By augustus on Oct 26, 2009
As I mentioned before, this problem can be modeled as a graph problem, where every chemical compound is a vertex and every machine is a directed edge in the graph. The cost of the machine is the weight of the edge in the graph. In this model, the following information is given in the problem definition.
- The given graph is a weighted strongly connected directed graph, because every vertex can be reached from any other vertex.
- The given graph need not be a fully connected graph, because every pair of vertices need not have a edge.
Now, the following are the unknowns,
- We want to find the set of edges among the given set of edges, such that every vertex can still be reached from any other vertex.
- When there are multiple such subsets, we want to find the subset that is the minimum weight sum of its edges.
Thus facebull(FB) problem can be stated concisely as below.
Given a strongly connected directed graph G = (V, E) with vertex set V and weighted edge set E, find the strongly connected subgraph G' = (V, E'), with E' ⊆ E having minimum total weight.
The definition of a asymmetric travelling salesman problem(TSP) is as below.
Given a fully connected directed graph, find the minimum cost tour that visits every vertex exactly once and returns to the starting vertex.
A tour that visits every vertex of a graph exactly once is also known as a hamiltonian cycle.
Any fully connected graph is also strongly connected, so the inputs to TSP and FB could be the same graph. Usually in a real TSP the distances between the vertices are Euclidean distances, this is not true for the FB problem.

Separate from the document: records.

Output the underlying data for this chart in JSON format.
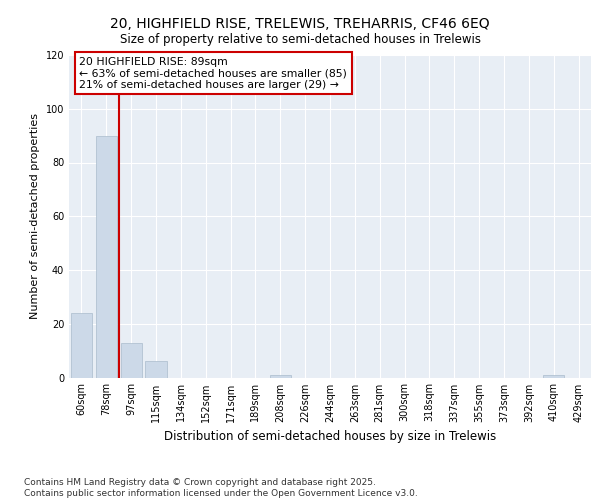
{
  "title1": "20, HIGHFIELD RISE, TRELEWIS, TREHARRIS, CF46 6EQ",
  "title2": "Size of property relative to semi-detached houses in Trelewis",
  "xlabel": "Distribution of semi-detached houses by size in Trelewis",
  "ylabel": "Number of semi-detached properties",
  "categories": [
    "60sqm",
    "78sqm",
    "97sqm",
    "115sqm",
    "134sqm",
    "152sqm",
    "171sqm",
    "189sqm",
    "208sqm",
    "226sqm",
    "244sqm",
    "263sqm",
    "281sqm",
    "300sqm",
    "318sqm",
    "337sqm",
    "355sqm",
    "373sqm",
    "392sqm",
    "410sqm",
    "429sqm"
  ],
  "values": [
    24,
    90,
    13,
    6,
    0,
    0,
    0,
    0,
    1,
    0,
    0,
    0,
    0,
    0,
    0,
    0,
    0,
    0,
    0,
    1,
    0
  ],
  "bar_color": "#ccd9e8",
  "bar_edge_color": "#aabccc",
  "vline_pos": 1.5,
  "vline_color": "#cc0000",
  "annotation_title": "20 HIGHFIELD RISE: 89sqm",
  "annotation_line2": "← 63% of semi-detached houses are smaller (85)",
  "annotation_line3": "21% of semi-detached houses are larger (29) →",
  "annotation_box_color": "#cc0000",
  "annotation_bg": "#ffffff",
  "ylim": [
    0,
    120
  ],
  "yticks": [
    0,
    20,
    40,
    60,
    80,
    100,
    120
  ],
  "footer": "Contains HM Land Registry data © Crown copyright and database right 2025.\nContains public sector information licensed under the Open Government Licence v3.0.",
  "bg_color": "#e8eef5",
  "grid_color": "#ffffff"
}
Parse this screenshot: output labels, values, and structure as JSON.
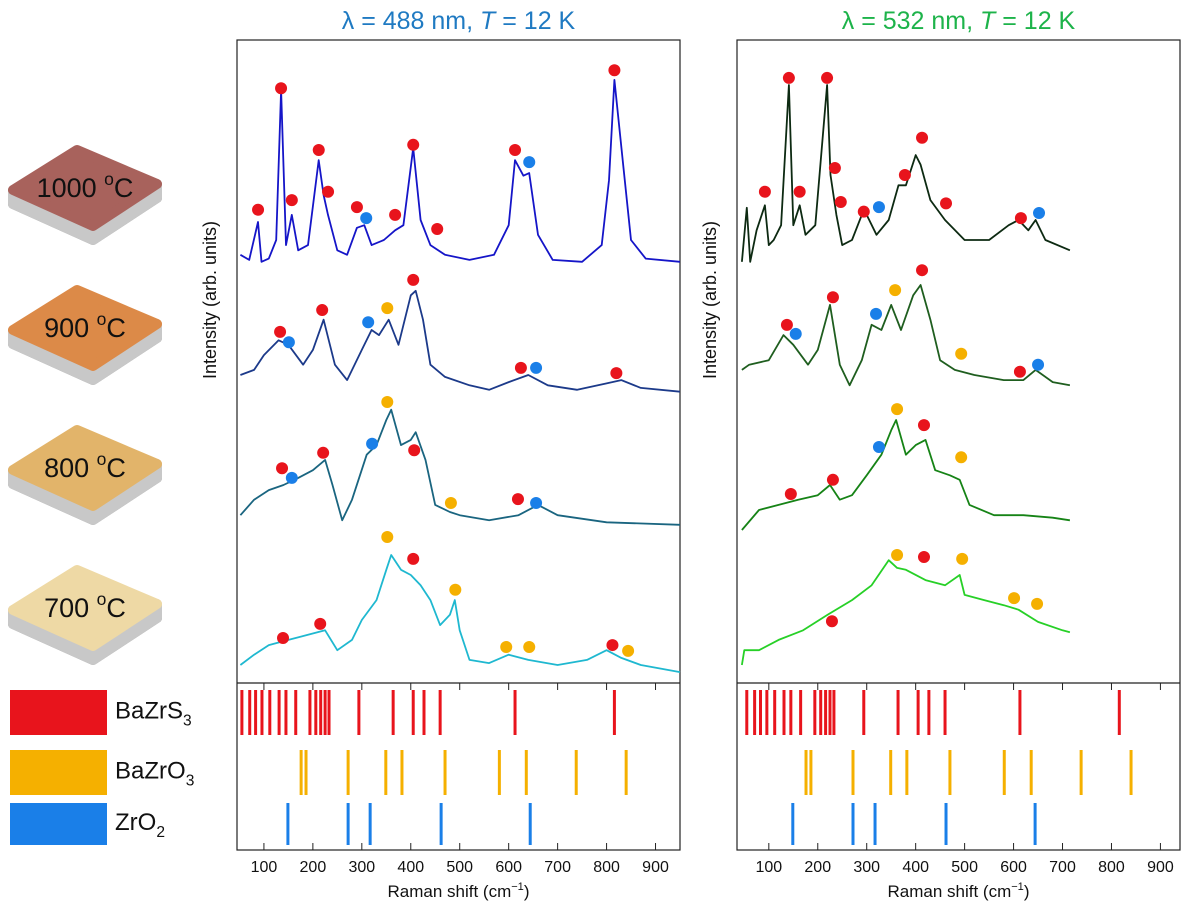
{
  "samples": [
    {
      "label": [
        "1000 ",
        "o",
        "C"
      ],
      "color": "#a8625c"
    },
    {
      "label": [
        "900 ",
        "o",
        "C"
      ],
      "color": "#dc8a48"
    },
    {
      "label": [
        "800 ",
        "o",
        "C"
      ],
      "color": "#e2b46a"
    },
    {
      "label": [
        "700 ",
        "o",
        "C"
      ],
      "color": "#eed9a5"
    }
  ],
  "legend": [
    {
      "label": [
        "BaZrS",
        "3"
      ],
      "color": "#e8141c",
      "positions": [
        55,
        71,
        83,
        96,
        112,
        131,
        145,
        165,
        194,
        206,
        216,
        225,
        233,
        294,
        364,
        405,
        427,
        460,
        613,
        816
      ]
    },
    {
      "label": [
        "BaZrO",
        "3"
      ],
      "color": "#f5b000",
      "positions": [
        176,
        186,
        272,
        349,
        382,
        470,
        581,
        636,
        738,
        840
      ]
    },
    {
      "label": [
        "ZrO",
        "2"
      ],
      "color": "#1a7fe8",
      "positions": [
        149,
        272,
        317,
        462,
        644
      ]
    }
  ],
  "chart_data": [
    {
      "type": "line",
      "title": [
        "λ = 488 nm, ",
        "T",
        " = 12 K"
      ],
      "title_color": "#1f7ac2",
      "ylabel": "Intensity (arb. units)",
      "xlabel": [
        "Raman shift (cm",
        "−1",
        ")"
      ],
      "xlim": [
        45,
        950
      ],
      "xticks": [
        100,
        200,
        300,
        400,
        500,
        600,
        700,
        800,
        900
      ],
      "ylim": [
        0,
        100
      ],
      "series": [
        {
          "color": "#1515c8",
          "x": [
            52,
            70,
            88,
            95,
            110,
            125,
            135,
            145,
            157,
            170,
            190,
            212,
            222,
            231,
            250,
            270,
            290,
            305,
            320,
            345,
            368,
            385,
            405,
            420,
            440,
            470,
            520,
            570,
            600,
            613,
            630,
            642,
            660,
            690,
            750,
            790,
            805,
            816,
            835,
            850,
            880,
            950
          ],
          "values": [
            66.6,
            65.8,
            71.7,
            65.5,
            66,
            68.9,
            92.2,
            68.1,
            72.8,
            67.3,
            68.1,
            81.3,
            75.9,
            72.8,
            67.3,
            66.6,
            70.8,
            71.2,
            68.1,
            68.9,
            70.4,
            71.2,
            83.2,
            72,
            68.1,
            66.6,
            65.8,
            66.6,
            71.2,
            81.3,
            78.9,
            79.3,
            69.7,
            65.8,
            65.5,
            68.1,
            78.2,
            93.8,
            79.8,
            68.9,
            66,
            65.5
          ],
          "markers": [
            {
              "color": "#e8141c",
              "x": [
                88,
                135,
                157,
                212,
                231,
                290,
                368,
                405,
                454,
                613,
                816
              ],
              "y": [
                73.6,
                92.5,
                75.1,
                82.9,
                76.4,
                74,
                72.8,
                83.7,
                70.6,
                82.9,
                95.3
              ]
            },
            {
              "color": "#1a7fe8",
              "x": [
                309,
                642
              ],
              "y": [
                72.3,
                81
              ]
            }
          ]
        },
        {
          "color": "#1c3a8a",
          "x": [
            52,
            80,
            100,
            130,
            150,
            180,
            200,
            222,
            245,
            270,
            300,
            320,
            335,
            355,
            375,
            400,
            410,
            425,
            440,
            470,
            520,
            560,
            600,
            640,
            680,
            740,
            800,
            830,
            870,
            950
          ],
          "values": [
            47.9,
            48.7,
            51,
            53.3,
            52.6,
            49.5,
            51.8,
            56.5,
            49.5,
            47.1,
            51.8,
            54.9,
            54.1,
            56.5,
            52.6,
            60.3,
            61,
            56.5,
            49.5,
            47.6,
            46.3,
            45.6,
            46.8,
            47.9,
            46.3,
            45.6,
            46.6,
            47.1,
            45.9,
            45.3
          ],
          "markers": [
            {
              "color": "#e8141c",
              "x": [
                133,
                219,
                405,
                625,
                820
              ],
              "y": [
                54.6,
                58,
                62.7,
                49,
                48.2
              ]
            },
            {
              "color": "#1a7fe8",
              "x": [
                151,
                313,
                656
              ],
              "y": [
                53,
                56.1,
                49
              ]
            },
            {
              "color": "#f5b000",
              "x": [
                352
              ],
              "y": [
                58.3
              ]
            }
          ]
        },
        {
          "color": "#1a6580",
          "x": [
            52,
            80,
            110,
            140,
            170,
            200,
            225,
            240,
            260,
            280,
            310,
            330,
            350,
            360,
            380,
            400,
            410,
            430,
            450,
            480,
            500,
            560,
            620,
            660,
            700,
            800,
            950
          ],
          "values": [
            26.1,
            28.5,
            30,
            30.8,
            31.9,
            33.1,
            34.7,
            30.8,
            25.3,
            28.5,
            35.5,
            37,
            40.9,
            42.5,
            37,
            37.8,
            39,
            34.7,
            27.7,
            26.6,
            26.1,
            25.3,
            26.1,
            27.7,
            26.1,
            25,
            24.6
          ],
          "markers": [
            {
              "color": "#e8141c",
              "x": [
                137,
                221,
                407,
                619
              ],
              "y": [
                33.4,
                35.8,
                36.2,
                28.6
              ]
            },
            {
              "color": "#1a7fe8",
              "x": [
                157,
                321,
                656
              ],
              "y": [
                31.9,
                37.2,
                28
              ]
            },
            {
              "color": "#f5b000",
              "x": [
                352,
                482
              ],
              "y": [
                43.7,
                28
              ]
            }
          ]
        },
        {
          "color": "#1fb8d0",
          "x": [
            52,
            80,
            110,
            150,
            190,
            225,
            250,
            280,
            300,
            330,
            350,
            360,
            380,
            400,
            420,
            440,
            460,
            480,
            490,
            500,
            520,
            560,
            600,
            640,
            700,
            760,
            800,
            830,
            870,
            950
          ],
          "values": [
            2.8,
            4.4,
            5.9,
            6.7,
            7.5,
            8.2,
            5.1,
            6.7,
            9.8,
            12.9,
            17.6,
            19.9,
            17.6,
            16.8,
            15.2,
            12.9,
            9,
            10.6,
            12.9,
            8.2,
            3.6,
            3.1,
            4.4,
            3.6,
            2.8,
            3.6,
            5.1,
            3.9,
            2.8,
            1.7
          ],
          "markers": [
            {
              "color": "#e8141c",
              "x": [
                139,
                215,
                405,
                812
              ],
              "y": [
                7,
                9.2,
                19.3,
                5.9
              ]
            },
            {
              "color": "#f5b000",
              "x": [
                352,
                491,
                595,
                642,
                844
              ],
              "y": [
                22.7,
                14.5,
                5.6,
                5.6,
                5
              ]
            }
          ]
        }
      ]
    },
    {
      "type": "line",
      "title": [
        "λ = 532 nm, ",
        "T",
        " = 12 K"
      ],
      "title_color": "#1db34a",
      "ylabel": "Intensity (arb. units)",
      "xlabel": [
        "Raman shift (cm",
        "−1",
        ")"
      ],
      "xlim": [
        35,
        940
      ],
      "xticks": [
        100,
        200,
        300,
        400,
        500,
        600,
        700,
        800,
        900
      ],
      "ylim": [
        0,
        100
      ],
      "series": [
        {
          "color": "#0d2a12",
          "x": [
            45,
            55,
            62,
            75,
            92,
            100,
            110,
            125,
            141,
            150,
            163,
            175,
            195,
            219,
            226,
            238,
            250,
            270,
            290,
            300,
            320,
            345,
            365,
            380,
            400,
            410,
            430,
            460,
            500,
            550,
            590,
            610,
            630,
            645,
            665,
            715
          ],
          "values": [
            65.5,
            73.9,
            65.5,
            70.4,
            74.3,
            68.1,
            68.9,
            71.2,
            93,
            71.2,
            74.3,
            69.7,
            71.2,
            93,
            79,
            72.8,
            68.1,
            68.9,
            72.8,
            72.8,
            69.7,
            72,
            77.4,
            77.4,
            82.1,
            80.6,
            75.1,
            72,
            68.9,
            68.9,
            71.2,
            72,
            70.4,
            72,
            68.9,
            67.3
          ],
          "markers": [
            {
              "color": "#e8141c",
              "x": [
                92,
                141,
                163,
                219,
                235,
                247,
                294,
                378,
                413,
                462,
                615
              ],
              "y": [
                76.4,
                94.1,
                76.4,
                94.1,
                80.1,
                74.8,
                73.3,
                79,
                84.8,
                74.6,
                72.3
              ]
            },
            {
              "color": "#1a7fe8",
              "x": [
                325,
                652
              ],
              "y": [
                74,
                73.1
              ]
            }
          ]
        },
        {
          "color": "#1f5e1f",
          "x": [
            45,
            60,
            100,
            130,
            150,
            180,
            200,
            225,
            245,
            265,
            290,
            310,
            330,
            350,
            370,
            395,
            410,
            430,
            450,
            480,
            520,
            580,
            620,
            645,
            680,
            715
          ],
          "values": [
            48.7,
            49.5,
            50.2,
            54.1,
            52.6,
            49.5,
            51.8,
            58.8,
            49.5,
            46.3,
            50.2,
            55.7,
            54.9,
            58.8,
            54.9,
            60.3,
            61.9,
            56.5,
            50.2,
            48.7,
            47.9,
            47.1,
            47.1,
            48.7,
            46.8,
            46.3
          ],
          "markers": [
            {
              "color": "#e8141c",
              "x": [
                137,
                231,
                413,
                613
              ],
              "y": [
                55.7,
                60,
                64.2,
                48.4
              ]
            },
            {
              "color": "#1a7fe8",
              "x": [
                155,
                319,
                650
              ],
              "y": [
                54.3,
                57.4,
                49.5
              ]
            },
            {
              "color": "#f5b000",
              "x": [
                358,
                493
              ],
              "y": [
                61.1,
                51.2
              ]
            }
          ]
        },
        {
          "color": "#168316",
          "x": [
            45,
            80,
            120,
            160,
            200,
            225,
            245,
            270,
            300,
            330,
            350,
            360,
            380,
            400,
            420,
            440,
            470,
            490,
            510,
            560,
            620,
            680,
            715
          ],
          "values": [
            23.8,
            26.9,
            27.7,
            28.5,
            29.2,
            30.8,
            28.5,
            29.2,
            32.3,
            35.5,
            39.3,
            40.9,
            35.5,
            37,
            37.8,
            33.1,
            32.3,
            31.6,
            27.7,
            26.1,
            26.1,
            25.7,
            25.3
          ],
          "markers": [
            {
              "color": "#e8141c",
              "x": [
                145,
                231,
                417
              ],
              "y": [
                29.4,
                31.6,
                40.1
              ]
            },
            {
              "color": "#1a7fe8",
              "x": [
                325
              ],
              "y": [
                36.7
              ]
            },
            {
              "color": "#f5b000",
              "x": [
                362,
                493
              ],
              "y": [
                42.6,
                35.1
              ]
            }
          ]
        },
        {
          "color": "#27d027",
          "x": [
            45,
            50,
            80,
            120,
            170,
            220,
            270,
            310,
            345,
            362,
            380,
            420,
            460,
            490,
            500,
            540,
            580,
            610,
            650,
            700,
            715
          ],
          "values": [
            2.8,
            5.1,
            5.1,
            6.7,
            8.2,
            10.6,
            12.9,
            15.2,
            19.1,
            17.9,
            17.6,
            16,
            15.2,
            16.8,
            13.7,
            12.9,
            12.1,
            11.4,
            9.5,
            8.2,
            7.9
          ],
          "markers": [
            {
              "color": "#e8141c",
              "x": [
                229,
                417
              ],
              "y": [
                9.6,
                19.6
              ]
            },
            {
              "color": "#f5b000",
              "x": [
                362,
                495,
                601,
                648
              ],
              "y": [
                19.9,
                19.3,
                13.2,
                12.3
              ]
            }
          ]
        }
      ]
    }
  ]
}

The main difference between the TSP and the FB problem is the unknown in the problem. In TSP, the unknown is a cycle in the graph. In FB problem, the unknown is a set of edges, with the only constraint that the resultant graph be strongly connected. Another key difference is, every time a edge is used in a TSP solution, a cost is added to the solution. However, a edge that is added to the FB solution is a machine that is bought and therefore could be used multiple times at no cost.
Finally, consider the computational complexity of TSP and the FB problem. TSP belongs to the class of NP-Hard problems, it is O(n!) in its worst case, where n is the number of vertices of the graph. For a graph of 12 nodes, the program must consider 12! = 479001600 possibilities. A brute force solution that considers all the possibilites for a graph of 20 nodes, will take many years to complete!
There are 2\^m possible subsets of edges in a graph of m edges. Therefore, the complexity of FB is 2\^m, where m is the number of edges of the graph. If the given graph is fully connected, m = n², where n is the number of nodes. Therefore FB is O(2\^n²) is its worst case. For a graph of 12 nodes, a solution to FB must consider 22300745198530623141535718272648361505980416 possibilites. O(2\^n²) is worse than O(n!). FB is a harder problem than TSP!
Another way of saying this is, the size of the search space for a FB solution is 2\^m. The solution can be any where within that space, so any correct algorithm must guarantee to be able to find the solution any where in that space. An algorithm can restrict the size of its search space, but only if it can prove that the solution cannot be in the unsearched area. I will talk more about some of these pruning techniques in a future blog entry.